Stepping off the stage, Hannon breaks the fourth wall and shares with us a voice note hastily recorded, in suboptimal conditions, to prevent losing the idea into the ether. The song is almost as absurd as the concept; a theme tune jingle melody for a fictional sitcom documenting the hilarity that might ensue if we were to follow musical Avant Gardists Philip Glass and Steve Reich around New York City whilst they carried out their day jobs. It starts as a simple vocal line in the round, propped up with insistent hand claps which then overlaps and clashes and collides with itself. Referencing the methodology of the titular characters, the track morphs into a further exploration of the melody on marimbas, probably six of them, then expands and grows further still via piano, adding violins and bursting into a huge sounding male voice choir, repeating the title of the show, ‘Phillip and Steve’s Furniture Removal Company’. I challenge anyone to deny the ohrwurm power of this contradictingly complex yet simple melody. If there’s a crowdfunding campaign to get this show to fruition, I’m in.
‘Opportunity Knox’ takes us back to the theatre and treats us to a genuinely hilarious tale, skilfully told, of a character so desperate for work, they murder someone in order to take their job. The account follows the investigation by the police and has some wonderful jokes. “That isn’t blood/It’s ink” is a lovely punchline. Any more on this one will be considered a spoiler.

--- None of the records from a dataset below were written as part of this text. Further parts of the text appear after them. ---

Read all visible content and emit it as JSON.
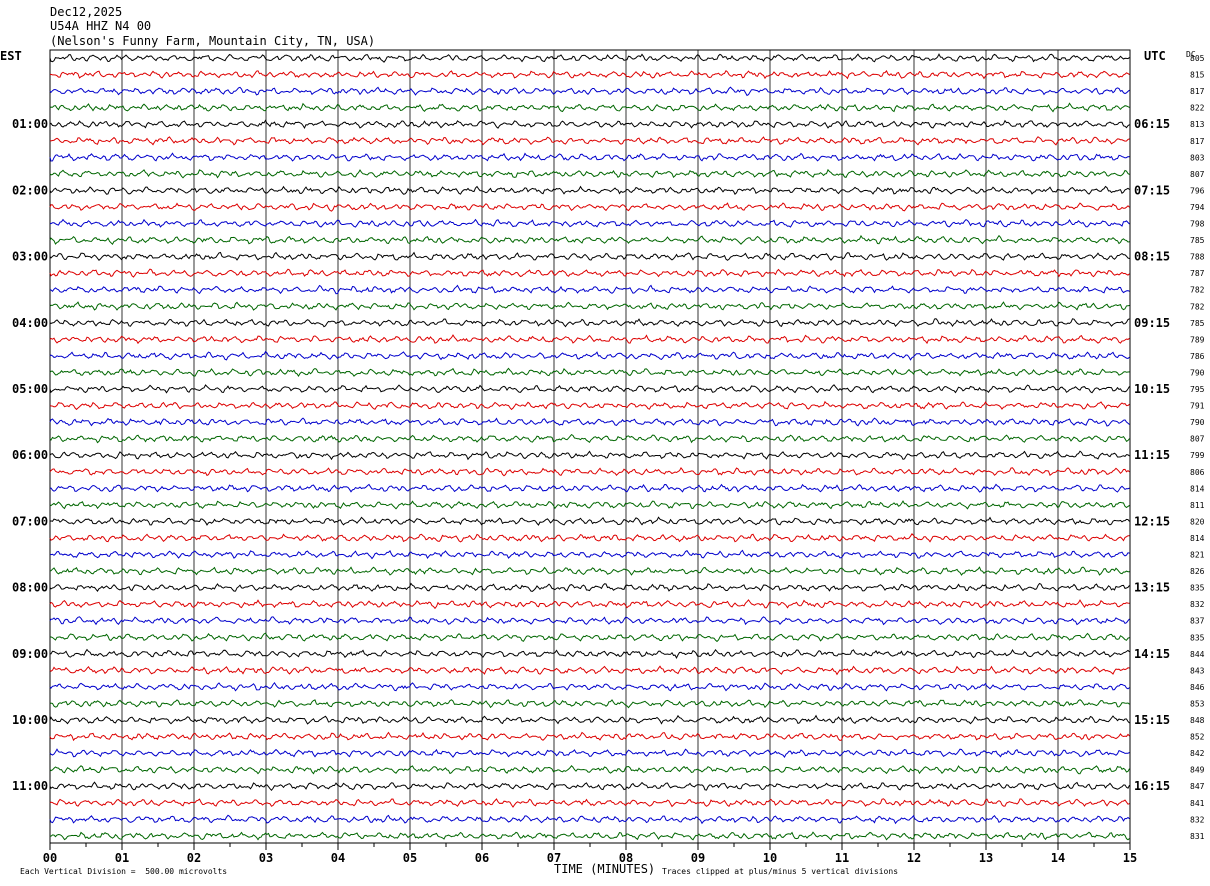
{
  "header": {
    "date": "Dec12,2025",
    "station": "U54A HHZ N4 00",
    "location": "(Nelson's Funny Farm, Mountain City, TN, USA)"
  },
  "left_zone_label": "EST",
  "right_zone_label": "UTC",
  "dc_label": "DC",
  "footer": {
    "scale_text": "Each Vertical Division =  500.00 microvolts",
    "xlabel": "TIME (MINUTES)",
    "clip_text": "Traces clipped at plus/minus 5 vertical divisions"
  },
  "chart_data": {
    "type": "line",
    "title": "",
    "xlabel": "TIME (MINUTES)",
    "xlim": [
      0,
      15
    ],
    "x_ticks": [
      "00",
      "01",
      "02",
      "03",
      "04",
      "05",
      "06",
      "07",
      "08",
      "09",
      "10",
      "11",
      "12",
      "13",
      "14",
      "15"
    ],
    "trace_colors": [
      "#000000",
      "#dd0000",
      "#0000cc",
      "#006600"
    ],
    "trace_count": 48,
    "left_hour_labels": [
      "01:00",
      "02:00",
      "03:00",
      "04:00",
      "05:00",
      "06:00",
      "07:00",
      "08:00",
      "09:00",
      "10:00",
      "11:00"
    ],
    "right_hour_labels": [
      "06:15",
      "07:15",
      "08:15",
      "09:15",
      "10:15",
      "11:15",
      "12:15",
      "13:15",
      "14:15",
      "15:15",
      "16:15"
    ],
    "dc_offsets": [
      805,
      815,
      817,
      822,
      813,
      817,
      803,
      807,
      796,
      794,
      798,
      785,
      788,
      787,
      782,
      782,
      785,
      789,
      786,
      790,
      795,
      791,
      790,
      807,
      799,
      806,
      814,
      811,
      820,
      814,
      821,
      826,
      835,
      832,
      837,
      835,
      844,
      843,
      846,
      853,
      848,
      852,
      842,
      849,
      847,
      841,
      832,
      831
    ]
  }
}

‘After the Lord Mayor’s Show, Comes the Donkey Cart’ is stoic yet uplifting. The penultimate track taking responsibility for beginning to close down and wrap up the album. The title is an idiom you might not be familiar with. It references an underwhelming ending following climactic pageantry. Once you’ve seen the parade, the only thing left is to watch people clean up horse manure. There’s a metaphor in there which has been the leitmotif throughout the record and is carried over the threshold into the album’s sombre closer.
The spirit of Scott Walker is once again invoked on the album’s final cut, ‘When the Working Day is Done’. Sinister and cinematic in equal measure, this capstone piece leads, follows and finishes with a persistent military march-like rhythm pushing and guiding the listener through the drudgery of the all-too-familiar narrative circumstance. This reflective track is home to, what is for me, the single most accurate lyrical representation of the record’s enduring theme; “We give and get nothing back.” A perfect soundbite to chew on as the album finishes.
With this record, Hannon has found a number of delightful ways to encourage internal musings on where it all went wrong with the world. The 80’s was a prosperous time for many. Perhaps the last ‘good’ time he remembers. It was hopeful if nothing else. Now look at the mess we have. What even do we have? All we do is work and die and occasionally we love and laugh. It’s the latter of the two that I think we’re encouraged to embrace in this album.
In Office Politics, Hannon has once again given a much deeper meaning to the mundane situations and events in his fables. Outside the theatrical concept album format, stripped of studio trickery, meticulous arrangements and grandiose performances, there is, at its core an eternally true everyman message. If these songs aren’t clear in their sentiments, then I would ask you to consider this apt verse from Eric Idle, a man without whom, an album like this simply couldn’t exist. “Life’s a piece of shit/When you look at it/Life’s a laugh and death’s a joke it’s true/You’ll see it’s all a show/Keep ’em laughing as you go/Just remember that the last laugh is on you/And/Always look on the bright side of life.”
Office Politics is released on June 7th through Divine Comedy Records.